Enter Climate Elvis, stage right, at the Katuaq cultural centre in Nuuk, Greenland’s mountainous capital. Elvis was in Nuuk last weekend for Grønlands Klimadag for alle – Greenland Climate Day – hosted by Greenland Climate Research Center (Silap Pissusianik Ilisimatusarfik) to mark the organization’s 10th anniversary.
Climate Elvis is really Josh Willis, an oceanographer NASA's Jet Propulsion Laboratory in California. He was in Nuuk to talk about NASA’s “OMG” project– Oceans Melting Greenland – which he leads. I was there to talk about the links between the Arctic and Small Island Developing States, and open an exhibition of Portraits of Resilience in which young people in both regions document the climate changes they are observing.
It is perhaps ironic that Willis uses an Elvis persona to deliver the hard facts given that there are so many who still believe that the real Elvis isn’t dead. Of course, there are people who “don’t believe in climate change” despite the overwhelming evidence that it is real and we are causing it.

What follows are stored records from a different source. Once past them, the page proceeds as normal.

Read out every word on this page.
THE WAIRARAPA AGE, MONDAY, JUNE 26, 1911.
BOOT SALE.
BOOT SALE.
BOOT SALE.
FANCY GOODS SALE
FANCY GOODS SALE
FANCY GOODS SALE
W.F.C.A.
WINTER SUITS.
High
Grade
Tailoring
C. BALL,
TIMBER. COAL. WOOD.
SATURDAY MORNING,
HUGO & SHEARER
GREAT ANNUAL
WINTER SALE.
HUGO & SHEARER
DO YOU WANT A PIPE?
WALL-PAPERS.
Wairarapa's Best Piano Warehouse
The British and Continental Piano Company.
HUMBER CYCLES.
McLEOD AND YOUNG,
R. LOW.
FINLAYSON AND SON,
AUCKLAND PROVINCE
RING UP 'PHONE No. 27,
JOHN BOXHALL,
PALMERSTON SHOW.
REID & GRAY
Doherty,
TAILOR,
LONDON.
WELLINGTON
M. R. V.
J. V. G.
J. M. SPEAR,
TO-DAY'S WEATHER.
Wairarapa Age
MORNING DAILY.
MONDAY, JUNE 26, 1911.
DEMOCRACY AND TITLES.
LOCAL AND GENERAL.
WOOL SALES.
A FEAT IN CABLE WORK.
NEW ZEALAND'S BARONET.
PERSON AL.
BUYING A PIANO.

I wore a jacket. Willis performed “Climate Rock” on stage clad in an Elvis Presley outfit, complete with big sunglasses, red scarf, wide belt and white shoes. You can find Climate Elvis on YouTube with a backup band and singers. In Nuuk he was on stage with four local kids who held up signs with messages about the climate in time with the music.
But Elvis/Willis is serious about science. It’s just that Climate Elvis is an unusual approach for a scientist who is delivering what is a pretty stark message about the effects that climate change is having on Greenland, and the importance of those changes for the rest of the planet.
Willis's presentation on OMG, a five-year investigation of the role the ocean plays in melting Greenland's ice sheet, is also delivered in his Elvis duds. The way he explains the complexities of change in the ice sheet’s mass balance – the difference between the accumulation of snow that forms the glacier and how fast it melts – is clearer than anyone else I've listened to.
The bottom line, Willis said, is “Greenland is losing weight because the ice is melting”, adding that four trillion tonnes has been lost so far, enough to raise global sea levels by a centimetre.
While a centimetre may not sound like a lot, the effects of this change are already being felt in places like the Arctic and Small Island Developing States.
Greenland’s ice sheet is a remnant of the last Ice Age and is three kilometres deep in places. If it melts, Willis said, it will produce enough water to raise global sea levels by 7.5 metres. “The question is, how fast will it melt in the future? Two metres of sea level rise is enough to displace 200 million people around the globe.”
For that reason, “everyone cares about what happens to the ice in Greenland because it affects everyone.”
Willis explained that the world has warmed by about one degree Celsius since the start of the Industrial Revolution. The rate of warming in the Arctic has been double that. But only about two per cent of the extra heat from human activity is being absorbed by the atmosphere. Most of the rest – about 93 per cent – is going into the oceans.
“That means the oceans are where most of global warming is happening,” Willis explained.
The NASA project Willis runs uses aircraft and ships to measure the ice and oceans as well as the shape and depth of the sea floor to monitor the rate at which the massive glaciers that flow out from the Greenland ice cap into the sea are melting.
While the information is complex, Willis is adept at explaining his science clearly and succinctly in a way that can be absorbed by a non-technical audience. It's not easy to do, but understanding starts with a conversation. And talking about climate change looking like Elvis is a good way to start a conversation.